Aspas do Autor: Eu no eterno processo de maturação. Ser humano é isso. Viver é isso.

5 comentários:

Wendel Valadares disse...

Alê, meu irmão, Uau!!!!

Que texto maravilhoso. Poético, maduro, intenso. Me vi refletivo em muitas palavras e reflexões. Também me encontro nesse processo de amadurecimento e emudecimento. Você bem o disse, a vida não dá descanso e a gente vai mudando o foco e ficando um pouco mais mudo. A gente muda. Graças a Deus.

Que bom ver você por aqui, ver o blog de cara nova, mais arejado, mais maduro, mais simples, mais você!

Saudade demais dos nossos papos.

Te abraço bem forte!

Bandys disse...

Ninguém pode atravessar os caminhos que são seus no seu lugar. Algumas rotas são só nossas, e as chaves que abrem nossos recintos, também.. só podemos florir aquilo que plantamos e assim é a vida a colheita é certa.
Brilhe,
Beijos

Mafê Probst disse...

Saudades, Alê :*

Bandys disse...

Um feliz natal pra ti meu anjo. Que todos os seus pedidos se realizem e a felicidade lhe abrace com plenitude.

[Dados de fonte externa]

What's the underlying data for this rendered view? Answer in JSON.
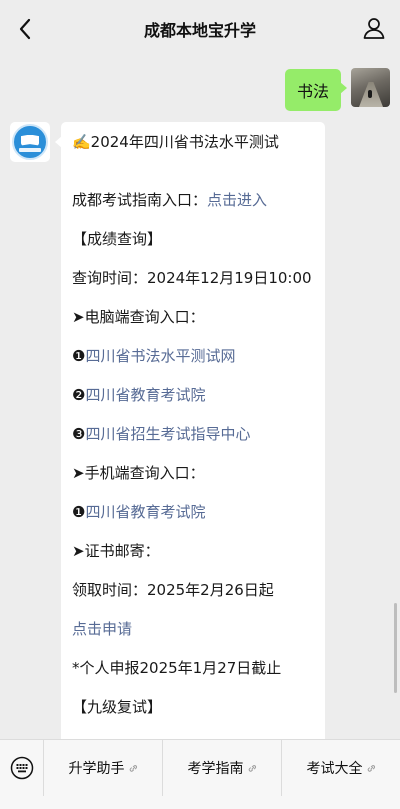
{
  "header": {
    "title": "成都本地宝升学"
  },
  "outgoing": {
    "text": "书法"
  },
  "message": {
    "lines": [
      {
        "parts": [
          {
            "text": "✍️2024年四川省书法水平测试",
            "link": false
          }
        ]
      },
      {
        "parts": [
          {
            "text": "成都考试指南入口：",
            "link": false
          },
          {
            "text": "点击进入",
            "link": true
          }
        ]
      },
      {
        "parts": [
          {
            "text": "【成绩查询】",
            "link": false
          }
        ]
      },
      {
        "parts": [
          {
            "text": "查询时间：2024年12月19日10:00",
            "link": false
          }
        ]
      },
      {
        "parts": [
          {
            "text": "➤电脑端查询入口：",
            "link": false
          }
        ]
      },
      {
        "parts": [
          {
            "text": "❶",
            "link": false
          },
          {
            "text": "四川省书法水平测试网",
            "link": true
          }
        ]
      },
      {
        "parts": [
          {
            "text": "❷",
            "link": false
          },
          {
            "text": "四川省教育考试院",
            "link": true
          }
        ]
      },
      {
        "parts": [
          {
            "text": "❸",
            "link": false
          },
          {
            "text": "四川省招生考试指导中心",
            "link": true
          }
        ]
      },
      {
        "parts": [
          {
            "text": "➤手机端查询入口：",
            "link": false
          }
        ]
      },
      {
        "parts": [
          {
            "text": "❶",
            "link": false
          },
          {
            "text": "四川省教育考试院",
            "link": true
          }
        ]
      },
      {
        "parts": [
          {
            "text": "➤证书邮寄：",
            "link": false
          }
        ]
      },
      {
        "parts": [
          {
            "text": "领取时间：2025年2月26日起",
            "link": false
          }
        ]
      },
      {
        "parts": [
          {
            "text": "点击申请",
            "link": true
          }
        ]
      },
      {
        "parts": [
          {
            "text": "*个人申报2025年1月27日截止",
            "link": false
          }
        ]
      },
      {
        "parts": [
          {
            "text": "【九级复试】",
            "link": false
          }
        ]
      }
    ]
  },
  "bottom_menu": [
    {
      "label": "升学助手"
    },
    {
      "label": "考学指南"
    },
    {
      "label": "考试大全"
    }
  ],
  "colors": {
    "background": "#ededed",
    "outgoing_bubble": "#95ec69",
    "link": "#576b95",
    "avatar_blue": "#2b8fd9"
  },
  "icons": {
    "back": "chevron-left-icon",
    "profile": "person-icon",
    "keyboard": "keyboard-icon",
    "menu_link": "link-icon"
  }
}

Muita poesia, muito amor, muita paixão pra nós!
Seja feliz porque o que vale nessa vida são os momentos
que somos assim: felizes.
Te amodoro.
Beijos

B. disse...

Como dizia Raul "eu prefiro ser essa metamorfose ambulante", como todos nós somos. Acredito que cada um tem a sua maneira de amadurecer diante do tempo e das situações que a vida nos coloca. Você citou sobre o seu emudecimento, e,já no meu caso, ocorreu o inverso. Mesmo assim, foi preciso, é particular de cada um e me sinto bem com o que sou atualmente.
Parabéns pelo texto, muito significativo!